Model recommendations for PhariaAssistant

At Aleph Alpha, we continuously strive to provide you with access to the best and most suitable AI models available. We regularly evaluate and test the latest language models, ensuring you benefit from highly effective, cost-efficient solutions tailored to your specific needs.

Our selection currently includes several variants of the Llama family models, chosen to accommodate different hardware capacities and usage requirements. In our tests, we found the Llama 3.1-8B-Instruct model particularly effective for summarisation tasks, especially when dealing with large documents exceeding the model’s context window. Conversely, the larger Llama 3.3-70B-Instruct and Llama 3.1-70B-Instruct models excel in question-answering tasks due to their precise instruction-following capabilities and alignment with source documents.

Llama 3.3-70B-Instruct and Llama 3.1-70B-Instruct share the same architecture and thus have identical hardware requirements. Llama 3.3-70B-Instruct is optimised specifically for dialogue applications and consistently outperforms Llama 3.1-70B-Instruct across multiple benchmark tasks. Given these advantages, we recommend Llama 3.3-70B-Instruct for most scenarios requiring high-quality responses and nuanced understanding.
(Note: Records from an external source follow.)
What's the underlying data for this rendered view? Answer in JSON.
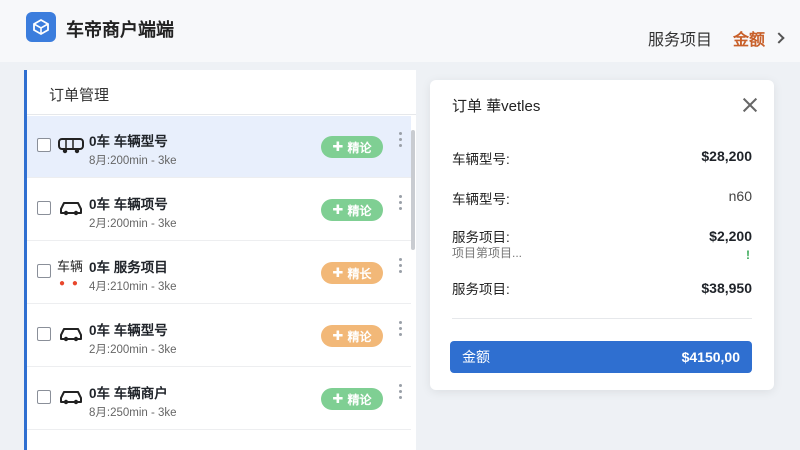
{
  "app": {
    "title": "车帝商户端端"
  },
  "nav": {
    "services": "服务项目",
    "amount": "金额"
  },
  "orders_panel": {
    "title": "订单管理",
    "rows": [
      {
        "title": "0车 车辆型号",
        "sub": "8月:200min - 3ke",
        "action": "精论",
        "action_color": "green",
        "selected": true
      },
      {
        "title": "0车 车辆项号",
        "sub": "2月:200min - 3ke",
        "action": "精论",
        "action_color": "green",
        "selected": false
      },
      {
        "type_label": "车辆",
        "title": "0车 服务项目",
        "sub": "4月:210min - 3ke",
        "action": "精长",
        "action_color": "orange",
        "selected": false
      },
      {
        "title": "0车 车辆型号",
        "sub": "2月:200min - 3ke",
        "action": "精论",
        "action_color": "orange",
        "selected": false
      },
      {
        "title": "0车 车辆商户",
        "sub": "8月:250min - 3ke",
        "action": "精论",
        "action_color": "green",
        "selected": false
      }
    ]
  },
  "detail": {
    "title": "订单 華vetles",
    "items": [
      {
        "label": "车辆型号:",
        "value": "$28,200"
      },
      {
        "label": "车辆型号:",
        "value": "n60"
      },
      {
        "label": "服务项目:",
        "sub": "项目第项目...",
        "value": "$2,200",
        "mark": "!"
      },
      {
        "label": "服务项目:",
        "value": "$38,950"
      }
    ],
    "total_label": "金额",
    "total_value": "$4150,00"
  },
  "colors": {
    "accent": "#2f6fd0",
    "green_pill": "#7fcf93",
    "orange_pill": "#f2b878",
    "amount_nav": "#c8602a"
  }
}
The following is a comparative table highlighting strengths, best uses, and limitations of each model:

Model Strengths Best for Limitations Hardware Requirements

Llama 3.1-8B-Instruct

  • Efficient resource utilisation

  • Effective summarisation

  • Good performance when recursive summarisation needed

  • Document summarisation

  • Processing large documents

  • Deployments with resource constraints

  • Less sophisticated instruction-following

  • Less precise for complex QA tasks

  • May generate less nuanced responses

40 Gb of VRAM required.
For example, you can do this with:

  • 1 x L40 (48 Gb)

  • 1 x A100 / H100 (80 Gb) with a 50 % split with MiG mode

However, it is faster when using a full A100 / H100 or similar.

Llama 3.1-70B-Instruct

  • Strong instruction-following

  • Precise alignment with source documents

  • High-quality responses across languages

  • Complex question-answering tasks

  • Applications needing detailed responses

  • Cases where accuracy is critical

  • High computational requirements

  • Expensive to deploy and run

  • Slower inference speeds

320 Gb of VRAM recommended.

For example, you can do this with 4 x A100 / H100 or equivalent

Llama 3.3-70B-Instruct

  • Advanced instruction-following

  • Optimised for dialogue and contextual understanding

  • Improved coherence and nuanced responses

  • Most recent knowledge cutoff (Dec 2024)
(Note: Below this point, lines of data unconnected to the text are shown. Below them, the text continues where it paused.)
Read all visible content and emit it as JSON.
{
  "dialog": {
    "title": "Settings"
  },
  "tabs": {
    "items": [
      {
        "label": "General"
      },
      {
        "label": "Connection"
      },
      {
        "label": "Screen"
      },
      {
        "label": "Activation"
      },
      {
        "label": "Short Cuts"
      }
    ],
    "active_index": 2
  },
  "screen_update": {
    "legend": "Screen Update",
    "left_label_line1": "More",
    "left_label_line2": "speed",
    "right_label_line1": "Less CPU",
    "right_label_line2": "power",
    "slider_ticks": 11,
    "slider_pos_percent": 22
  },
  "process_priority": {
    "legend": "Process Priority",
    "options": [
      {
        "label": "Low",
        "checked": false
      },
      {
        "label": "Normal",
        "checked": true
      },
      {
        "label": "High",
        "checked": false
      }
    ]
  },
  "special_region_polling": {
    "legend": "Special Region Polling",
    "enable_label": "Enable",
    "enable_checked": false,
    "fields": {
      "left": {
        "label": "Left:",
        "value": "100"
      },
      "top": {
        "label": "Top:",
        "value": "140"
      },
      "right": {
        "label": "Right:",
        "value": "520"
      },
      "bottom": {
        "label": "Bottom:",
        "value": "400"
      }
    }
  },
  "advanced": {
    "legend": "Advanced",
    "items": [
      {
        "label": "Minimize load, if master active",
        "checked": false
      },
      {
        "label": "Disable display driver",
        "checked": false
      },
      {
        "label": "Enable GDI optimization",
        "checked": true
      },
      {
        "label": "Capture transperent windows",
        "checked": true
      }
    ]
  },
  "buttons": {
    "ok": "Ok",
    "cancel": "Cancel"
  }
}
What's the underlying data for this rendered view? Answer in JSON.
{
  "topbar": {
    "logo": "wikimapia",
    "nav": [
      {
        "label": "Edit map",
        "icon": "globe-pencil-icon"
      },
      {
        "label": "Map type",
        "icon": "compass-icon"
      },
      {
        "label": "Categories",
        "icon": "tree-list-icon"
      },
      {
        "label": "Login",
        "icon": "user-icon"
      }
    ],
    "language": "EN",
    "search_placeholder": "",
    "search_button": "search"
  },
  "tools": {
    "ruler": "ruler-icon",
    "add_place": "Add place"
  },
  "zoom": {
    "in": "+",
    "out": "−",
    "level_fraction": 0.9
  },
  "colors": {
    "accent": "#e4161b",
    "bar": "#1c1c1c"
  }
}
  • Mission-critical QA applications

  • Applications benefiting from nuanced dialogue and recent knowledge

  • High computational requirements

  • Expensive to deploy

  • May be excessive for simpler tasks

320 Gb of VRAM recommended.

For example, you can do this with 4 x A100 / H100 or equivalent

This table is intended to assist you in selecting the most appropriate model based on your specific use case, balancing performance needs with computational resources and cost considerations.

To install models in your PhariaAI environment, see Deploying workers and Configuring model weights downloaders.

The Prerequisites article in the installation guide can help you get a better overview of the hardware options.

To configure these models for use in PhariaAssistant, see Configuring models for PhariaAssistant.